Mucopolysaccharidoses (MPS), a group of inherited metabolic disorders caused by deficiency in enzymes involved in degradation of glycosaminoglycans (GAGs), are examples (and models) of monogenic diseases. Accumulation of undegraded GAGs in lysosomes was supposed to be the major cause of MPS symptoms; however, their complexity and variability between particular types of the disease can be hardly explained by such a simple storage mechanism. Here we show that transcriptomic (RNA-seq) analysis of the material derived from fibroblasts of patients suffering from all types and subtypes of MPS, supported by RT-qPCR results, revealed surprisingly large changes in expression of genes involved in various cellular processes, indicating complex mechanisms of MPS. Although each MPS type and subtype was characterized by specific changes in gene expression profile, there were genes with significantly changed expression relative to wild-type cells that could be classified as common for various MPS types, suggesting similar disturbances in cellular processes. Therefore, both common features of all MPS types, and differences between them, might be potentially explained on the basis of changes in certain cellular processes arising from disturbed regulations of genes' expression. These results may shed a new light on the mechanisms of genetic diseases, indicating how a single mutation can result in complex pathomechanism, due to perturbations in the network of cellular reactions. Moreover, they should be considered in studies on development of novel therapies, suggesting also why currently available treatment methods fail to correct all/most symptoms of MPS. We propose a hypothesis that disturbances in some cellular processes cannot be corrected by simple reduction of GAG levels; thus, combined therapies are necessary which may require improvement of these processes.

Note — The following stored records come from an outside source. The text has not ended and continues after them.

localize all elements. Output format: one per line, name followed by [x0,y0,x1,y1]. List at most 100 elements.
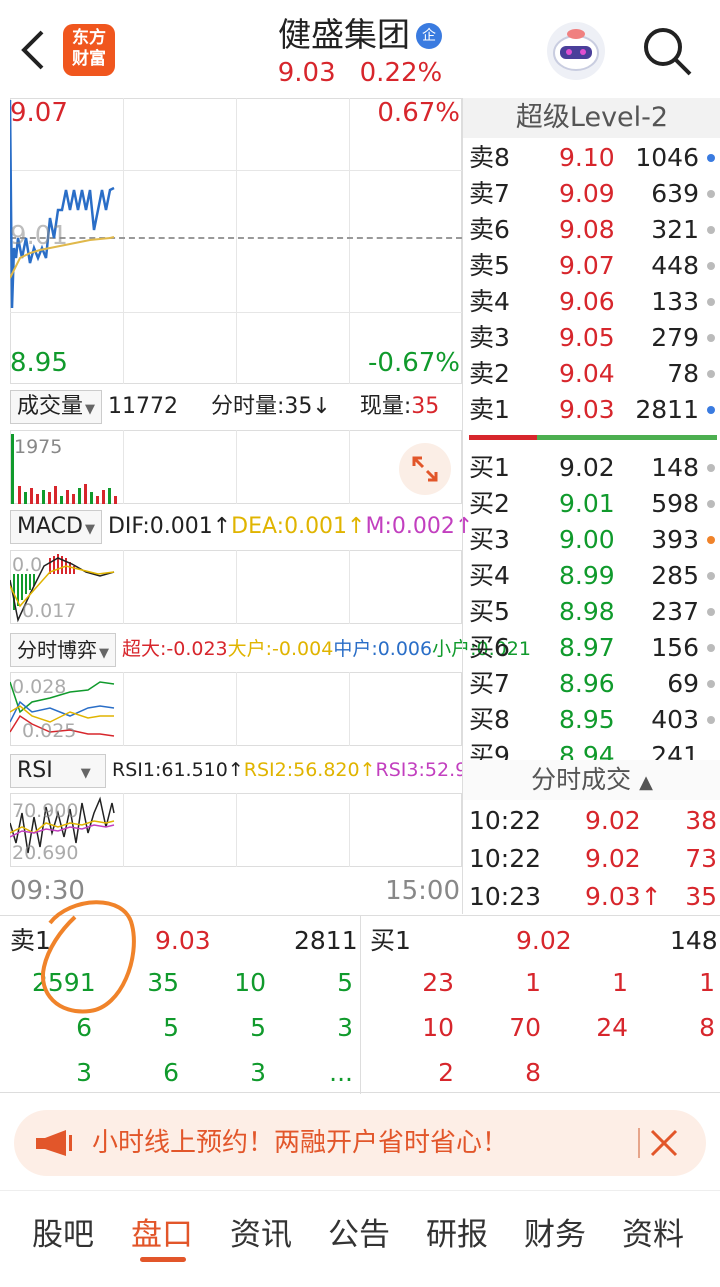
macd-indicator-dropdown[interactable]: MACD ▼ [10,510,102,544]
game-super: 超大:-0.023 [122,638,228,660]
sell-order-vol: 3 [250,1058,266,1087]
bids-row[interactable]: 买2 9.01 598 [469,486,719,522]
active-tab-indicator [140,1257,186,1262]
bids-price: 8.99 [559,561,615,590]
rsi-indicator-label: RSI [17,757,53,783]
close-icon[interactable] [648,1127,680,1159]
pct-high-label: 0.67% [377,98,460,128]
bids-volume: 285 [651,561,699,590]
buy-order-vol: 1 [612,968,628,997]
bids-row[interactable]: 买8 8.95 403 [469,702,719,738]
dropdown-arrow-icon: ▼ [99,645,109,661]
bids-price: 9.01 [559,489,615,518]
bids-level-label: 买8 [469,705,510,734]
tab-1[interactable]: 盘口 [131,1209,193,1254]
rsi-top-label: 70.900 [12,800,79,822]
ticks-title[interactable]: 分时成交 ▲ [463,760,720,800]
sell-order-vol: 3 [337,1013,353,1042]
bids-price: 8.98 [559,597,615,626]
volume-indicator-label: 成交量 [17,394,84,419]
bids-price: 8.96 [559,669,615,698]
bids-volume: 598 [651,489,699,518]
search-icon[interactable] [640,24,694,78]
intraday-chart-panel[interactable]: 9.07 0.67% 9.01 8.95 -0.67% 成交量 ▼ 11772 分时… [0,98,531,914]
bids-price: 8.94 [559,741,615,760]
bids-row[interactable]: 买6 8.97 156 [469,630,719,666]
dropdown-arrow-icon: ▼ [84,522,95,537]
tick-volume: 38 [685,806,717,835]
queue-buy-vol: 148 [670,926,718,955]
buy-order-vol: 8 [699,1013,715,1042]
bids-row[interactable]: 买5 8.98 237 [469,594,719,630]
rsi-indicator-dropdown[interactable]: RSI ▼ [10,753,106,788]
tick-time: 10:22 [469,844,542,873]
tick-price: 9.02 [585,844,641,873]
enterprise-badge: 企 [416,23,442,49]
bids-level-label: 买7 [469,669,510,698]
tab-5[interactable]: 财务 [524,1209,586,1254]
bids-indicator-dot [707,680,715,688]
sell-order-vol: 10 [234,968,266,997]
sell-order-vol: ... [329,1058,353,1087]
volume-indicator-bar: 成交量 ▼ 11772 分时量:35↓ 现量:35 [10,386,462,428]
bids-volume: 156 [651,633,699,662]
price-change: 0.22% [359,58,443,88]
bids-price: 9.00 [559,525,615,554]
volume-total: 11772 [108,394,179,419]
buy-order-vol: 23 [422,968,454,997]
queue-buy-price: 9.02 [516,926,572,955]
buy-order-vol: 70 [509,1013,541,1042]
macd-m: M:0.002↑ [365,514,474,539]
game-indicator-dropdown[interactable]: 分时博弈 ▼ [10,632,116,667]
bottom-tab-bar: 股吧 盘口 资讯 公告 研报 财务 资料 [0,1190,720,1270]
buy-order-vol: 24 [596,1013,628,1042]
dropdown-arrow-icon: ▼ [80,765,91,781]
bids-indicator-dot [707,644,715,652]
bids-row[interactable]: 买7 8.96 69 [469,666,719,702]
bids-row[interactable]: 买9 8.94 241 [469,738,719,760]
tab-4[interactable]: 研报 [426,1209,488,1254]
sell-order-vol: 6 [163,1058,179,1087]
bids-row[interactable]: 买4 8.99 285 [469,558,719,594]
tick-row: 10:23 9.03↑ 35 [469,878,719,916]
bids-indicator-dot [707,608,715,616]
tab-3[interactable]: 公告 [328,1209,390,1254]
volume-now-label: 现量: [359,394,412,419]
tab-2[interactable]: 资讯 [230,1209,292,1254]
bids-price: 8.97 [559,633,615,662]
bid-list: 买1 9.02 148 买2 9.01 598 买3 9.00 393 买4 8.99 285 买5 8.… [463,98,720,760]
caret-up-icon: ▲ [639,772,653,793]
tick-row: 10:22 9.02 38 [469,802,719,840]
volume-now: 35 [411,394,440,419]
volume-indicator-dropdown[interactable]: 成交量 ▼ [10,390,103,424]
macd-top-label: 0.0 [12,554,43,576]
game-mid: 中户:0.006 [333,638,433,660]
bids-level-label: 买2 [469,489,510,518]
tab-0[interactable]: 股吧 [32,1209,94,1254]
volume-fs-label: 分时量:35↓ [211,394,331,419]
expand-icon[interactable] [398,442,452,496]
time-end-label: 15:00 [385,876,460,906]
game-bottom-label: 0.025 [22,720,77,742]
bids-indicator-dot [707,500,715,508]
bids-indicator-dot [707,716,715,724]
bids-indicator-dot [707,572,715,580]
bids-volume: 403 [651,705,699,734]
buy-order-vol: 1 [699,968,715,997]
dropdown-arrow-icon: ▼ [85,402,96,417]
bids-volume: 241 [651,741,699,760]
tick-volume: 73 [685,844,717,873]
robot-assistant-icon[interactable] [545,20,607,82]
tick-price: 9.03↑ [585,882,662,911]
promo-banner[interactable]: 小时线上预约！两融开户省时省心！ [14,1110,706,1176]
ticks-title-label: 分时成交 [531,765,632,794]
price-line: 9.03 0.22% [0,58,720,88]
bids-price: 8.95 [559,705,615,734]
bids-row[interactable]: 买3 9.00 393 [469,522,719,558]
bids-row[interactable]: 买1 9.02 148 [469,450,719,486]
buy-order-vol: 8 [525,1058,541,1087]
game-top-label: 0.028 [12,676,67,698]
tab-6[interactable]: 资料 [622,1209,684,1254]
promo-text[interactable]: 小时线上预约！两融开户省时省心！ [92,1110,508,1176]
bids-volume: 237 [651,597,699,626]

Keywords: cellular processes; mucopolysaccharidoses; transcriptomic analyses.

Figure 1

Number of up- and down-regulated transcripts (at FDR < 0.1; p < 0.1) in different types of MPS relative to control cells (HDFa).

Figure 2

Number of up- and down-regulated transcripts (at FDR < 0.1; p < 0.1) with division into selected cellular processes in different MPS types relative to control cells (HDFa).

Figure 3

Cellular processes in which at least 30 kinds of transcripts were particularly strongly changed (FDR < 10⁻⁶, p < 0.1) in different MPS types. The “rainbow” diagram (A) shows these processes in order to demonstrate which process in significantly affected in which MPS types. The colors correspond to MPS types shown in panel (B), in which the number of severely changed transcripts of genes which products are involved in particular processes are indicated.

Figure 4

Chord diagrams indicating numbers of common genes between individual MPS types for which expression is particularly strongly changed (FDR < 10⁻⁶, p < 0.1) relative to control cell (HDFa line). Individual panels group genes involved in indicated cellular processes. Roman numbers indicate corresponding MPS types.

Figure 5

Comparison of results of RNA-seq (blue columns) and RT-qPCR (red columns) for selected genes in various MPS types relative to wild-type HDFa cells. Results for HDFa are normalized as a horizontal line (value 0), and values for particular MPS types reflect this value, with changes in transcript level indicated as log₂ fold change (FC). Results are presented as mean values from four biological experiments, with error bars indicating SD. In all cases, the differences between MPS cells and HDFa cells were statistically significant (p < 0.05 in one-way ANOVA). Particular genes were tested in different MPS types, as follows: CLU in MPS II, HIP1 in MPS IIIB, ATF5 in MPS IX, COL5A1 in MPS IIIC, MFGE8 in MPS IIIA, SCARA3 in MPS VI, STS in MPS IIID, and MAN2A in MPS VII.